Whether Japan needs a few hundred volunteers to shovel boric acid on burning plutonium, or whether Japan needs 800,000 draftees, as in the Soviet Union, somebody’s got to do it.
Michio Kaku suggested the Japanese military, presumably because they are available and can fly helicopters. One could also argue that soldiers are paid to risk their lives for their country, and Japan has never needed them more.
Lets think about this, I say. The Japanese military is constitutionally forbidden to make war on anyone, so they are probably the nicest military in the world. And like every other military, it is full of young men who aren’t paid much, who haven’t lived much, who haven’t even started their families yet. Most important, Japanese soldiers bear no moral responsibility at all for the problem. Why should they die to solve it?
If someone has to die an agonizing, terrifying, nauseating, blistering, stinking, metastasizing death, who should be first guy to run into the Fukushima reactors with a bucket of wet cement?
I nominate Jeffrey Immelt.
Immelt is chairman and CEO of General Electric. General Electric designed all six of the faulty Fukushima reactors. General Electric built three of them. General Electric claimed it was safe to build these reactors next to the ocean in an earthquake zone. General Electric built 23 reactors in the United States exactly like the ones melting down right now in Japan. General Electric has made colossal profits promoting nuclear power in Japan and around the world. Jeffrey Immelt made $15.2 million last year.
He makes the most money, it’s his company, and he tells everyone else what to do. At any time since taking over GE in 2000, he could have said, “Those plants are too dangerous. We sold them to Japan. We need to shut them down.” He didn’t do that. Hence the nuclear waste in Tokyo’s drinking water belongs to Jeffrey Immelt.
This is what Immelt says on the GE website: “I’m out talking about this company seven days a week, 24 hours a day, with nothing to hide. We’re a 130-year-old company that has a great record of high-quality leadership and a culture of integrity.”
That is the statement of a moral turd. A shameless, sociopathic, moral turd. GE ran the Hanford Nuclear Reservation, one of the most polluted places on the planet. GE has paved parking lots with nuclear waste. GE has released vast clouds of radiation on innocent, unwarned people in United States just to see what would happen. GE has done radiation experiments on the testes of prisoners without properly warning them. GE dumped 1.3 million pounds of PCBs into the Hudson River, making it poisonous for generations. GE has refused to clean up the PCBs in the Hudson and elsewhere. GE has lied repeatedly about the PCBs. GE is a serial polluter of ground water. GE takes enormous pride in paying no corporate taxes in the United States. GE has been fined many times for defrauding the the Defense Department. GE has been fined many times for design flaws and safety violations at its nuclear plants in the United States. GE has shipped most of its operations overseas so it can pay workers less and get fined less. GE owns a big chunk of NBC and MSNBC, which has been covering Japan less and less as the meltdown gets worse and worse. GE sees to it that all those NBC Dateline true crime documentaries don’t inform anyone about GE crimes. And last, but far from least, GE launched the political career of Ronald Reagan.

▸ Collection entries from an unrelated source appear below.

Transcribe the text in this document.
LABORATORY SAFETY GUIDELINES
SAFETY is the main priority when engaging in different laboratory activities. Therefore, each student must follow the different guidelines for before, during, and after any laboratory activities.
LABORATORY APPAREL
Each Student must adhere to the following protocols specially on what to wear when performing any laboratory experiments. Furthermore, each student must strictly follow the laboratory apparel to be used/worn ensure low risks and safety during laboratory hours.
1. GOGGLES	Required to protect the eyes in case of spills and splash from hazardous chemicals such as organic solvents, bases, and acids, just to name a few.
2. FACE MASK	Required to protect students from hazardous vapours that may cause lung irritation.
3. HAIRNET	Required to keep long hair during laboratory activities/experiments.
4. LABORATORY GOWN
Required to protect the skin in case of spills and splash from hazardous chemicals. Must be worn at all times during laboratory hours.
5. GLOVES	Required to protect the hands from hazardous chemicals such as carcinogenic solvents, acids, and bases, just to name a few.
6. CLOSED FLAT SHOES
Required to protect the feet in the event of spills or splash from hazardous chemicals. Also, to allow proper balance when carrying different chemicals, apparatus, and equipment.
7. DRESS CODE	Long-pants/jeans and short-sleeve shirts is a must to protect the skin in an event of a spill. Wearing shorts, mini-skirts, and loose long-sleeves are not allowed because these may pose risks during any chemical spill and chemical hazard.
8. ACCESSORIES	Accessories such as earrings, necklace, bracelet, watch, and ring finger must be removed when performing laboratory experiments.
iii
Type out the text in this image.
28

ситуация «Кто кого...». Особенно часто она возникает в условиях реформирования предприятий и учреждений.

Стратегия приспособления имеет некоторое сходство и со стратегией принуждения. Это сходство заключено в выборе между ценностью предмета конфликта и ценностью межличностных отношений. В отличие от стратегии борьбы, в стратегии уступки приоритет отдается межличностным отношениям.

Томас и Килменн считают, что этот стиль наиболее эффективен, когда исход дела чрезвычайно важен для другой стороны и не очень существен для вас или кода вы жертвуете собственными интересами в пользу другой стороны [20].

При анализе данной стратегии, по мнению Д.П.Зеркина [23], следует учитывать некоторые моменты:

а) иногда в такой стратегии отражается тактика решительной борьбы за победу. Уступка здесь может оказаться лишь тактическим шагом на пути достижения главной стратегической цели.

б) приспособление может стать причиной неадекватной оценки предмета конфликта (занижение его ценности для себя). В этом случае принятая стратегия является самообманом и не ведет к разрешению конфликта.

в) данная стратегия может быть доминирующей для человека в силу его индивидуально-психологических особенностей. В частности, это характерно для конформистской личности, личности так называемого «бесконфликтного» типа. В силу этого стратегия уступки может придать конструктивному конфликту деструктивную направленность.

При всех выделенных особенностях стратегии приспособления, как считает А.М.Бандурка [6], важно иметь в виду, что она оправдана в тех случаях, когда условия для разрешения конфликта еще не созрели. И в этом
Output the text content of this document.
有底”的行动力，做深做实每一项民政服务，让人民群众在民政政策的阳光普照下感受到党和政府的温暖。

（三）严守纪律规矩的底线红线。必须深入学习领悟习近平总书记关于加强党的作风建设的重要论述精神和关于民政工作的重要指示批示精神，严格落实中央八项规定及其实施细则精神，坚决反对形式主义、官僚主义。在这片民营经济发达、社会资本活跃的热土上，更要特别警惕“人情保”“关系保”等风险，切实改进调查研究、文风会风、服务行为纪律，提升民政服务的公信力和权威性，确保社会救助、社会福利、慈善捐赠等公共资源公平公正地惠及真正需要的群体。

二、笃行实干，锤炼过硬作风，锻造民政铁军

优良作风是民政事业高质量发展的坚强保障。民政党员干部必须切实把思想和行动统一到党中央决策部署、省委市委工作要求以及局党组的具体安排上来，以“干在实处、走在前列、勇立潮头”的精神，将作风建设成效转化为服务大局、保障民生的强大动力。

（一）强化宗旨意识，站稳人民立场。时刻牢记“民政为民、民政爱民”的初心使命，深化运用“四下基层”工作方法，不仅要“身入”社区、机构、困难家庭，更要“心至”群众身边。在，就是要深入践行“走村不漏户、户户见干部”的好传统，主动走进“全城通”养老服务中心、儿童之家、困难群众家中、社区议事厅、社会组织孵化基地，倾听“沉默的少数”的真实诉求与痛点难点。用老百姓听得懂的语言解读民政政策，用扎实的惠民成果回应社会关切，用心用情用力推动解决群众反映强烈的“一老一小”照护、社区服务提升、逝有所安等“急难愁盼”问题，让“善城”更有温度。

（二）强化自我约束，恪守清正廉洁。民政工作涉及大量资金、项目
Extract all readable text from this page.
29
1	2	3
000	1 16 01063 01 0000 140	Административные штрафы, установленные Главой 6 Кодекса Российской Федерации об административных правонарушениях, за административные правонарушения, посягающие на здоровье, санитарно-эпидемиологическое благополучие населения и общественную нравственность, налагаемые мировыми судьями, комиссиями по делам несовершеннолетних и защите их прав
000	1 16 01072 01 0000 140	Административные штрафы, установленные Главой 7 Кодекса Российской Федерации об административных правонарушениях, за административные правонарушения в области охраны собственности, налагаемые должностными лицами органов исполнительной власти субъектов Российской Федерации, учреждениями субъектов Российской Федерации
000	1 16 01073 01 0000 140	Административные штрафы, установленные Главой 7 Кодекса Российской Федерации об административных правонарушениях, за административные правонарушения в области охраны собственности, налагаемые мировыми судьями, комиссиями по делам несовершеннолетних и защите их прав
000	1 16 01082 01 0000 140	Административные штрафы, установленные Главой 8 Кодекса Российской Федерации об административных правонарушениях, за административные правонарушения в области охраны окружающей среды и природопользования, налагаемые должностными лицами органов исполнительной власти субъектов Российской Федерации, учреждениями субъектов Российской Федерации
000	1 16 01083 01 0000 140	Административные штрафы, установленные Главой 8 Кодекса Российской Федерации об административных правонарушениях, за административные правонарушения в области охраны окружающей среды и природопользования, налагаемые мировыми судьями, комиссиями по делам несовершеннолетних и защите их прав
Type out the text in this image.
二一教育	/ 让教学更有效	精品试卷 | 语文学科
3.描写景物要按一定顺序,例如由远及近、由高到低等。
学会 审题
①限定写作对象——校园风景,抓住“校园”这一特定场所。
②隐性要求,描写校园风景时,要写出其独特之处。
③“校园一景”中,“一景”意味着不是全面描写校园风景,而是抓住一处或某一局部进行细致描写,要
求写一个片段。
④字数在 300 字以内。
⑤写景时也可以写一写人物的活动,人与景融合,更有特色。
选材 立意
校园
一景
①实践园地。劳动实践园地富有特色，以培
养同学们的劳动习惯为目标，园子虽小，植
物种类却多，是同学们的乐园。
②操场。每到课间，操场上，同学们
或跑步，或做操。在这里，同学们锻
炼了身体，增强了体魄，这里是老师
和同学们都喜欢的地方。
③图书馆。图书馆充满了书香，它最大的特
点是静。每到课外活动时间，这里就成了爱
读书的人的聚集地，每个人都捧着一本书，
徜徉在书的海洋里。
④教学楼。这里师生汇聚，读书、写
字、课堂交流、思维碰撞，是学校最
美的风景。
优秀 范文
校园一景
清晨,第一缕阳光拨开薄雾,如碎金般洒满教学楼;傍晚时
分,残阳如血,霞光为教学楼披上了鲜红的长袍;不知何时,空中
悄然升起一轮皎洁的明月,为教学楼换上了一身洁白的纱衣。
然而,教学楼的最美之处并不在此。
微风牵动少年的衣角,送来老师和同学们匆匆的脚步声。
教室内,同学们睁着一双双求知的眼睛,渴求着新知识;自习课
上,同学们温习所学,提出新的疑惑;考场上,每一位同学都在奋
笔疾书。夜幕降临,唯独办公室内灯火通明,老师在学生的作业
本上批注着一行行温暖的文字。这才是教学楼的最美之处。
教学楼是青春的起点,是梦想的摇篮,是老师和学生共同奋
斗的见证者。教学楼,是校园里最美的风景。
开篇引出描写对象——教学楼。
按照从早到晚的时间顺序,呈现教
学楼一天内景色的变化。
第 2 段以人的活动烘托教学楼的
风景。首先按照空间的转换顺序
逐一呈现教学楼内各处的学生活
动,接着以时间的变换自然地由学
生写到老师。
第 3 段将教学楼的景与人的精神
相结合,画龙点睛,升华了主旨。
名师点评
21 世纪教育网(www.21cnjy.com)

For all that, GE has been named “America’s Most Admired Company” in a poll conducted by Fortune magazine.
For all that, Jeffrey Immelt has been named Chairman of Obama’s Economic Advisory Panel.
For all that, I say give Jeffrey Immelt a one-way ticket to Fukushima and a bucket of wet cement. While he’s pouring it on the burning fuel rods, he can throw in his MBA from Harvard.
Then give another one-way ticket and bucket of wet cement to Jack Welch, who was head of GE from 1981 to 2000. He can toss his #1 best-selling autobiography, Jack: Straight from the Gut, onto the fuel rods as well.
Then the Japanese get to pick between their prime minister and the head of the Tokyo Electric Power Company. But GE should go first. It’s the honorable way. Harakiri for the 21st century.